Dengue fever is spread by mosquitos. During most years, mosquitos in Hawaii are not bad and are fairly easy to keep down in numbers. But this past year has been unusually wet and warm, resulting in a huge population explosion of mosquitos. Bad news. It was only a matter of time before an infected tourist brought dengue fever to Hawaii's mosquitos. Well now it's here and it's serious.
There have been 27 test confirmed cases so far in this most recent outbreak. People early on in this outbreak were not lab tested, so the actual number of cases is of course higher. Positive cases have been reported around the island.
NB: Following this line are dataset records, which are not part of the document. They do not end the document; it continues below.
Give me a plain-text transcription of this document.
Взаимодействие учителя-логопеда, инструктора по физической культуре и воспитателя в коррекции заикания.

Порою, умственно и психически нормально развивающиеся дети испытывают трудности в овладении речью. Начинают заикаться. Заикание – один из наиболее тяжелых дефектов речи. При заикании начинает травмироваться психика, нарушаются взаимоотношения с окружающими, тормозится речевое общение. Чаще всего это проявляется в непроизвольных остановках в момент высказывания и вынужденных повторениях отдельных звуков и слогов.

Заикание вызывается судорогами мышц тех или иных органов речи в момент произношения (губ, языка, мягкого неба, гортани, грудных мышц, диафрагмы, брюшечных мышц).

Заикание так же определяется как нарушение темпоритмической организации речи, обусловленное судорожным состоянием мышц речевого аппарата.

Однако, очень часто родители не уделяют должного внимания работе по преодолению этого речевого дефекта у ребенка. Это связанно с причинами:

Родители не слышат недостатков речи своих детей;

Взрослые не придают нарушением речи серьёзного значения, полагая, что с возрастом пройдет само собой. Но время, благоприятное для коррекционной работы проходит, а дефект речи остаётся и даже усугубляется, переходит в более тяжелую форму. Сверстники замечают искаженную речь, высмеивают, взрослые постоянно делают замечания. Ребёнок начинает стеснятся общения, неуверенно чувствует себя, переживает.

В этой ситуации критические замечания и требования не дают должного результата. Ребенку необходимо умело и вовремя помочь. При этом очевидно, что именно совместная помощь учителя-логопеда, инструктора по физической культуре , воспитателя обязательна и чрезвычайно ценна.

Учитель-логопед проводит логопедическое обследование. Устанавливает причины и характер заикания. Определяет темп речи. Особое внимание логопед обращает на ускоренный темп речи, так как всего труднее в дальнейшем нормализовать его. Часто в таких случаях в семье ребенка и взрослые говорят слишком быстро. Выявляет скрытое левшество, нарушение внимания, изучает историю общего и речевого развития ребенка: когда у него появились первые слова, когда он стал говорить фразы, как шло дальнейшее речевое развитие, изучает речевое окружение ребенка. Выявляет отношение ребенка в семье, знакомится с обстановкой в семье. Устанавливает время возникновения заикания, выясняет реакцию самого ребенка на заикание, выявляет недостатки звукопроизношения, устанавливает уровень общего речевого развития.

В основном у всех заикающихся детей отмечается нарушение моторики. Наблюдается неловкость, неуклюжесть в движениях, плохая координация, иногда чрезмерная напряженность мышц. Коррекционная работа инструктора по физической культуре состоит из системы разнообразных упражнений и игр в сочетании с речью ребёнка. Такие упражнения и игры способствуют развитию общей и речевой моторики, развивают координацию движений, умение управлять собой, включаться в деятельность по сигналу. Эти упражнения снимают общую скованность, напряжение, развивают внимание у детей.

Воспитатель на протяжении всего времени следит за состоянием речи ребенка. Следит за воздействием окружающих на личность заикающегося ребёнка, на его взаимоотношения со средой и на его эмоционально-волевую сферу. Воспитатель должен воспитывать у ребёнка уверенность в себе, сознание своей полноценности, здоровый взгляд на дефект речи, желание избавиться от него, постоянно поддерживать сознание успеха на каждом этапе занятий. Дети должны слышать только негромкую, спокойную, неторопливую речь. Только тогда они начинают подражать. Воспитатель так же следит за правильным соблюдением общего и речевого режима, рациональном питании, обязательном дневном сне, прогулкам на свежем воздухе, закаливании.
Yes, residents in my area have tested positive. But cases have occurred earlier during this year prior to the current scare. It's just that now there is a whole bunch rather than isolated cases.
Not all cases are local residents. Many are tourists who brought the disease with them. That means that they were infected at their homes, not Hawaii. So the figures in the above map are a tad misleading. Also, people move around here a lot, not just the tourists. Residents themselves will visit popular beaches, get bitten, then go home to come down sick a few days later. So it's really difficult to say where the hotspots really are.
I have ramped up my mosquito control efforts here on the homestead. I have placed additional mini-ponds around the property perimeter to act as egg laying traps. These have been either treated with a bacteria that kills mosquito larvae or have mosquito eating fish residing in them. I am also using the bacteria granules to treat standing water in bromeliads. I notice that banana trunks and taro hold small pools of water but I have never found mosquito larvae in these. But I watch. Regretfully I cannot reach all areas of small standing water, but I'm treating those that I find. Rain gutters, catchment tanks, and non-fish stocked ponds are also being treated. Anything that catches water (and is not being treated) is being emptied when found. Livestock water tanks either have fish or are treated.
The main sticking point is other people. Not everyone is diligent about eliminating stagnant water. Nor do they appreciate someone else doing the job for them.
Using personal mosquito repellant is another step that can be taken. Or using those burning mosquito repellant coils. The effective stuff has safety questions, but when I'm faced with the choice of dengue fever or questionable gick, I'll use the gick. Most of the stuff that people consider safe and non-toxic simply doesn't work well enough to be safe against dengue fever. So bring on the deet!
The local government is hosting informational meetings about dengue fever. Once I attend one, I'll have better information.